Он смотрел на меня брезгливо и удовлетворенно. Ему, должно быть, даже облегчало хворь сознание превосходства над униженным попрошайкой. Он затянулся, сплюнул, положил на край стола изжеванную папиросу:

– Нате… Какой же вы… э… э…

Он так и не нашел слова. По интонации требовалось что-либо вроде «нахал», «поганец», «ничтожество». Но то ли по трусости, то ли все же от жалости не сказал ничего.

Я оторвал часть мокрого мундштука и жадно тянул дым, сладковатый, слабенький, но голова закружилась… Я видел его торжествующее презрение. Но оставалась еще одна, едва ли две затяжки… И допросов больше не будет.

– Спасибо! Дайте пожалуйста еще хоть одну с собой… Уже неделю без курева, с ума сойти можно…

Он смотрел победно и высокомерно, откинувшись на спинку стула.

– Я вас не обязан снабжать табаком. Идите!

Кружилась голова, тошнило. Не было сил даже на ненависть. Едва удержался, чтобы не попросить еще раз.

На обратном пути в камеру я подобрал большой махорочный бычок. Это утешило. У Саши оставались еще две спички. Мы бережно курили, и я вслух мечтал, как встречу майора Виноградова когда-нибудь потом.

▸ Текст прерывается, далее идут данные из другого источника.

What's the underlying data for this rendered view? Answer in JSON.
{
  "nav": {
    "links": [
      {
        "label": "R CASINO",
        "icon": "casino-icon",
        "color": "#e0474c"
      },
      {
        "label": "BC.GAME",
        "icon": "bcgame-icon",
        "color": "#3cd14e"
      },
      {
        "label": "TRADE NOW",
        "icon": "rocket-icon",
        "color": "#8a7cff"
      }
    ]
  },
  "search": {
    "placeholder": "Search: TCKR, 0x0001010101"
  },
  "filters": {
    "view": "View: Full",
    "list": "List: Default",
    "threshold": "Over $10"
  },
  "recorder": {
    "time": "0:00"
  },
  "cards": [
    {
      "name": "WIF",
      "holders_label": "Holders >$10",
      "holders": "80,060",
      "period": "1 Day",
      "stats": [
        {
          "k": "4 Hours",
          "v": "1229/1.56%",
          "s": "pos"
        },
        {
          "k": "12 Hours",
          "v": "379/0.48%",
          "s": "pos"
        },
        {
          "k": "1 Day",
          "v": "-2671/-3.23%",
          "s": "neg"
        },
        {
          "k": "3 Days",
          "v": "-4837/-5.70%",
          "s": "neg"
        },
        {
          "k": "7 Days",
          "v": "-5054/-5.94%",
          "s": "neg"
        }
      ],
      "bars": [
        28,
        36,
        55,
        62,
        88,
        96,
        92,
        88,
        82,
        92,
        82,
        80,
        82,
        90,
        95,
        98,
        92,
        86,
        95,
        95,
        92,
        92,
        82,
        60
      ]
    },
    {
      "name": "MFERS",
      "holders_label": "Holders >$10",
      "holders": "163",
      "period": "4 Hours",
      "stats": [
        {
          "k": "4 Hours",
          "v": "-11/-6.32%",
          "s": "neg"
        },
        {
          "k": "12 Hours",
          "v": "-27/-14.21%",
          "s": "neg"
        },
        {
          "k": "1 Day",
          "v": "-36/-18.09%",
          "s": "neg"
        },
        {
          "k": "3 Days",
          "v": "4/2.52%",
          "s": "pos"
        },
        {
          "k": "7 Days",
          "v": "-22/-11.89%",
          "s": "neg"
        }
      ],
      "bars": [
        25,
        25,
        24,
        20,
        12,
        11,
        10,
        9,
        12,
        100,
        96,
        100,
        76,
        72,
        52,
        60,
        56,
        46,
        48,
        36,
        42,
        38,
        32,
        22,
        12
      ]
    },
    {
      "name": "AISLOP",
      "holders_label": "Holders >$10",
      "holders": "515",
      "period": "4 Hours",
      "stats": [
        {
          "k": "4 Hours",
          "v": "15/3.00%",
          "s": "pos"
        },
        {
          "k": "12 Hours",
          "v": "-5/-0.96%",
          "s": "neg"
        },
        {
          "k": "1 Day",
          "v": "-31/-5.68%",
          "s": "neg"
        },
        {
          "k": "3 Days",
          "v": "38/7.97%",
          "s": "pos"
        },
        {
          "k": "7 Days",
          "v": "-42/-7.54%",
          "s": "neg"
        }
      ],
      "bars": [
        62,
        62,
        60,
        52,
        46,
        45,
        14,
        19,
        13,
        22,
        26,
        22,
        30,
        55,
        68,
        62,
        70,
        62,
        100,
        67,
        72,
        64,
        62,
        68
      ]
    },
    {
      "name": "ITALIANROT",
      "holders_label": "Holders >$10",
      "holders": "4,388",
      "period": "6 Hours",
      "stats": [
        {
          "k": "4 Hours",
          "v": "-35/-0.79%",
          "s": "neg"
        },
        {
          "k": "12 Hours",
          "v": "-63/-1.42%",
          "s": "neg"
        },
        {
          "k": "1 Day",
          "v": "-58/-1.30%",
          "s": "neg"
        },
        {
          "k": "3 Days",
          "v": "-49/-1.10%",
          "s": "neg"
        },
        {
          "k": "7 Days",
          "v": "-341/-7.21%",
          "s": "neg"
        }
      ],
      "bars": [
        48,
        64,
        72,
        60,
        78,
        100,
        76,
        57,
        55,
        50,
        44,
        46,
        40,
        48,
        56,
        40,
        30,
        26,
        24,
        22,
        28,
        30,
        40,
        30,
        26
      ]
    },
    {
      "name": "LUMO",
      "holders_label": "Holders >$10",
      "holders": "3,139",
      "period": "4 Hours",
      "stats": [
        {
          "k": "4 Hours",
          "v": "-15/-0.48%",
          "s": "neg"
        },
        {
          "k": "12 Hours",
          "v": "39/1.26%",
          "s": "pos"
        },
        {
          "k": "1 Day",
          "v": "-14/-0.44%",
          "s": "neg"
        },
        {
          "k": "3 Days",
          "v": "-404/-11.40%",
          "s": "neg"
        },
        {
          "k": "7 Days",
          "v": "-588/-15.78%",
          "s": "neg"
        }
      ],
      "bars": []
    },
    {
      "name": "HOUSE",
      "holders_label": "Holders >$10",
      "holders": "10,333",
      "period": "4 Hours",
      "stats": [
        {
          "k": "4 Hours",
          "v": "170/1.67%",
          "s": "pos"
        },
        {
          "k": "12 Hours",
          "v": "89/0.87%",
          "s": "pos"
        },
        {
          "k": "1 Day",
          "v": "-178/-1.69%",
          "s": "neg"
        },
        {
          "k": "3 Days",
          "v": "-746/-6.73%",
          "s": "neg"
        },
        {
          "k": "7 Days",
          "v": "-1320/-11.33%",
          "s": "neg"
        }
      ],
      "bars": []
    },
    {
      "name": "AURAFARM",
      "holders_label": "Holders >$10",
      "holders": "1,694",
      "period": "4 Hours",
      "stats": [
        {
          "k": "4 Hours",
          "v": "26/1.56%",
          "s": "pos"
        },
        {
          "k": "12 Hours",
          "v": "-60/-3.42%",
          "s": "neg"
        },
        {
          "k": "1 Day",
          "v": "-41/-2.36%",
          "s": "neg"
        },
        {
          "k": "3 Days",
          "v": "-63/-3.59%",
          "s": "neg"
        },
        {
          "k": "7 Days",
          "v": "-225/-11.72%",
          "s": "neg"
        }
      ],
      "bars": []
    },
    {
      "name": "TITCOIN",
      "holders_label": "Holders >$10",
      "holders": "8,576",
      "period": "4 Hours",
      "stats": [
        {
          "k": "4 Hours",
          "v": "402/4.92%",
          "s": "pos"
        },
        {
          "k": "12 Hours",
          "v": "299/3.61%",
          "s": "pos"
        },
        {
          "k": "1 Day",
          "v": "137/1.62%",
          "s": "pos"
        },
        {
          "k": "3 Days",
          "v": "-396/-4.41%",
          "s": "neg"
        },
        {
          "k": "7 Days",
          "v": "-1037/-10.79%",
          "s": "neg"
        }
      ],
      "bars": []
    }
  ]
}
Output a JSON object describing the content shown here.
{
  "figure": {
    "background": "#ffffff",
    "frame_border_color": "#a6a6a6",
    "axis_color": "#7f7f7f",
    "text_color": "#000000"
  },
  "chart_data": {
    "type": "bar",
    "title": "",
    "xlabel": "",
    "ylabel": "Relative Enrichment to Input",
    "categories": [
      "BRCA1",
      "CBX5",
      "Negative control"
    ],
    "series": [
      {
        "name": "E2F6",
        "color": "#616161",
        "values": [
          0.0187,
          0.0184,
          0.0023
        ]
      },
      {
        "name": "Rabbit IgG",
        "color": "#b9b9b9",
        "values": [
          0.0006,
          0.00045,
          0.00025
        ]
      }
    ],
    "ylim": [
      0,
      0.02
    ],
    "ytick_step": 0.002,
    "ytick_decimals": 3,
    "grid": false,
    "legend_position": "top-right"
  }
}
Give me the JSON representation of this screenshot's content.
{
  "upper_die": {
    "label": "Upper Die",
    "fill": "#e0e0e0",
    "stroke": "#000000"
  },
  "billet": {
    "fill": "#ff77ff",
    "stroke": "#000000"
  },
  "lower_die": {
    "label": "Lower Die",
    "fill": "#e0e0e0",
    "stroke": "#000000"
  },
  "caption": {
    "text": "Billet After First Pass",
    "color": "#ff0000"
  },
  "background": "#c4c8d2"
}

Найду его в Ярославле. Нет, бить не буду, но уж напугаю… А то и наплюю в зеленоватое рыло. Буду курить и плевать в него огрызками папирос.

Глава двадцать третья. Быдгощ – Брест

На рассвете вызвали меня одного с вещами – значит, в трибунал. Мы обнялись с Сашей, еще и еще раз повторяли адреса.

Внизу, в большой прихожей тюрьмы по стенам теснилась мятая шеренга в солдатской и цивильной одежде. Примерно полторы сотни заключенных. Несколько в стороне – женщины. Меня поставили отдельно от всех, поближе к группе штатских, в заграничных костюмах и обуви. Тогда это было еще очень заметно. Дежурный старшина, державший папку с большой пачкой бумаг, прочитал мне по маленькому листку, подколотому к нескольким другим побольше:

– Ваше дело передано в Особое совещание при Министерстве внутренних дел СССР.

Принесли мой чемодан, забрали завалявшиеся там книги, карандаши, но оставили трофейное армейское белье, стеганые манчжурские костюмы из эрзацшелка, все это кормило потом в пути.

Длинной колонной заключенные топали вдоль утренней летней улицы Быдгоща – это был мой первый марш под конвоем, раньше возили. С тротуаров смотрели женщины, дети, солдаты, смотрели с любопытством. Сочувствующих взглядов я не заметил, но и криков «повесить бы их» уже не слышал. У развалин работали женщины в косынках и шароварах, тянулись прямоугольные столбики сложенного кирпича. На уцелевших домах редкими пестрыми пятнами – свежая краска вывесок.

Большой старый клен, полурасщепленный взрывом, одной половиной завалился на стену выжженного пустоглазого дома, но обе половины в густой листве, по-утреннему свежезеленой. Упрямо живому клену я обрадовался, как доброму предзнаменованию.

На вокзале нас погрузили в товарные вагоны. Сперва я оказался в вагоне, в котором было несколько женщин, знакомых по прежней поездке. Черноглазая Надя похудела, посерела, но все еще была круглолица, с ямочками на детских припухлых щеках. Она уже не плакала, а только спрашивала, утешая себя: «Ну, может, еще и помилуют или срок уменьшат? Не может быть, чтоб меня пятнадцать лет держали. Ну я ж тогда совсем старая выйду – тридцать шесть лет, это ж подумать страшно…»

С первых же минут в вагоне самыми шумливыми и деятельными оказались блатные – маленький лысоватый рыжий Сашок, его кореш, долговязый, тощий, носатый Толик, и еще несколько воров. У них были настоящие карты, и Надя стала гадать: воры слушали очень серьезно и доверчиво – про долгую трефовую дорогу, казенный дом, который держит, но скоро пустит в короткую червонную дорогу, про бубнового друга и трефового врага…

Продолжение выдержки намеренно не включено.